Election of Officers and Directors shall take place at this meeting.
4. At a meeting of the membership, a quorum shall consist of one tenth of the number
of currently active members.
5. The order of business for the Group shall be:- Roll Call, Approval of Minutes,
Matters Arising out of the Minutes, Officers’ reports, Committee reports,
Unfinished business, New business, Adjournment.
6. The business of the Group shall be governed by the current edition of Robert’s
Rules of Order.

ARTICLE IX
COMPENSATION
No officer, director, or member of the Group shall receive salary, compensation, or fee for services rendered except that any officer, director or member may be reimbursed for reasonable expenses incurred in connection with carrying out duties on behalf of the Group.
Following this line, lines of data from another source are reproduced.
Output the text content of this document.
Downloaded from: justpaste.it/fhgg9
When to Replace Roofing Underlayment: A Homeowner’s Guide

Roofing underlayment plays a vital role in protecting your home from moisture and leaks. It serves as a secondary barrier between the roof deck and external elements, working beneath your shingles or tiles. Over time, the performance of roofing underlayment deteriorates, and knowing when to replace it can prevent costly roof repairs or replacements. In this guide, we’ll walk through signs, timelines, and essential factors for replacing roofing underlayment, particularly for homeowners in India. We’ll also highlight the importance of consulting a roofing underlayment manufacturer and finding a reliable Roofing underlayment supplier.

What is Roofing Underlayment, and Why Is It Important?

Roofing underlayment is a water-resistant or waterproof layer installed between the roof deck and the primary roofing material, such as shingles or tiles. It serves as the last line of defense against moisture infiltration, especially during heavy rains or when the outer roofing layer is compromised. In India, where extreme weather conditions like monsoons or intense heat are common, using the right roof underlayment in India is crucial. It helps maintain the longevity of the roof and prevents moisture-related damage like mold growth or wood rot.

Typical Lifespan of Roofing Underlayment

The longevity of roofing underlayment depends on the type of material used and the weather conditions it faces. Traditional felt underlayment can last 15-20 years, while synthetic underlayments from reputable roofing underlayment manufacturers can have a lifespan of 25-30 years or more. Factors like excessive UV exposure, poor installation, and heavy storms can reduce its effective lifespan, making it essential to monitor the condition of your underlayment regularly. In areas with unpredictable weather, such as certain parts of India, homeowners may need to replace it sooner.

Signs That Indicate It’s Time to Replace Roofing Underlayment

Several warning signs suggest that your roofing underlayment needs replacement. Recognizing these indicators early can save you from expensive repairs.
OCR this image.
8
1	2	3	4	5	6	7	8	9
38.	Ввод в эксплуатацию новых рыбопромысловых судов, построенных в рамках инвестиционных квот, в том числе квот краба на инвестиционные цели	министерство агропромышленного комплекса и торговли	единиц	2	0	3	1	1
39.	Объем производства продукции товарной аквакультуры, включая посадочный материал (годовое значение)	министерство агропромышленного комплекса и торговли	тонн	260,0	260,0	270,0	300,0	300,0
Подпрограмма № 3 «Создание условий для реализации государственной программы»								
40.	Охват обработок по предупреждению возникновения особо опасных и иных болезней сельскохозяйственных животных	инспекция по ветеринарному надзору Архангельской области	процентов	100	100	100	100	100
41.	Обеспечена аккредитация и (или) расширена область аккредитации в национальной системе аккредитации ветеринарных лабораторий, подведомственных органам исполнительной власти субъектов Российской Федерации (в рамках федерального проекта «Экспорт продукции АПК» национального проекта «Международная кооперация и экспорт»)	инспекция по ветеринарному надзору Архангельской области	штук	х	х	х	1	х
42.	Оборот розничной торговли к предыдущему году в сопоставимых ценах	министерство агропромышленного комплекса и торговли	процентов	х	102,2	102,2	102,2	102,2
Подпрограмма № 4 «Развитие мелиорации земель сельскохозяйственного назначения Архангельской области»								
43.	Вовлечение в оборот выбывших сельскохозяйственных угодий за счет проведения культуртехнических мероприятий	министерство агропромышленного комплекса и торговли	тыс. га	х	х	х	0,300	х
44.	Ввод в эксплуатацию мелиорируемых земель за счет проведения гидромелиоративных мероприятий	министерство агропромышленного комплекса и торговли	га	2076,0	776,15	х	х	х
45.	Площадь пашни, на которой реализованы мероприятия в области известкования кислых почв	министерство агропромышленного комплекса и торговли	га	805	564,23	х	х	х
The Board of Directors may, after due deliberation, refuse to reimburse any expense it considers unreasonable, excessive or overly burdensome to the Group.

ARTICLE X
DISPOSITION OF ASSETS UPON DISSOLUTION
In the event of dissolution of the Group or other termination of its activities, all monies shall be paid over or transferred in equal amounts to the Bermuda Equestrian Federation.

ARTICLE XI
BYE- LAWS
The Bye-Laws of the Bermuda Dressage Group as herein provided, except Article X hereof, may be altered, amended or repealed, or new Bye-laws may be adopted by the members or the Board of Directors. Notice of said alteration, amendment, repeal or adoption of new Bye-laws be contained in the notice of said meeting and shall be approved by two-thirds of the active members present at said meeting.

The Provision contained in Article X hereof shall remain in full force and effect and shall not be altered, amended, or repealed except by the vote of two thirds of the membership.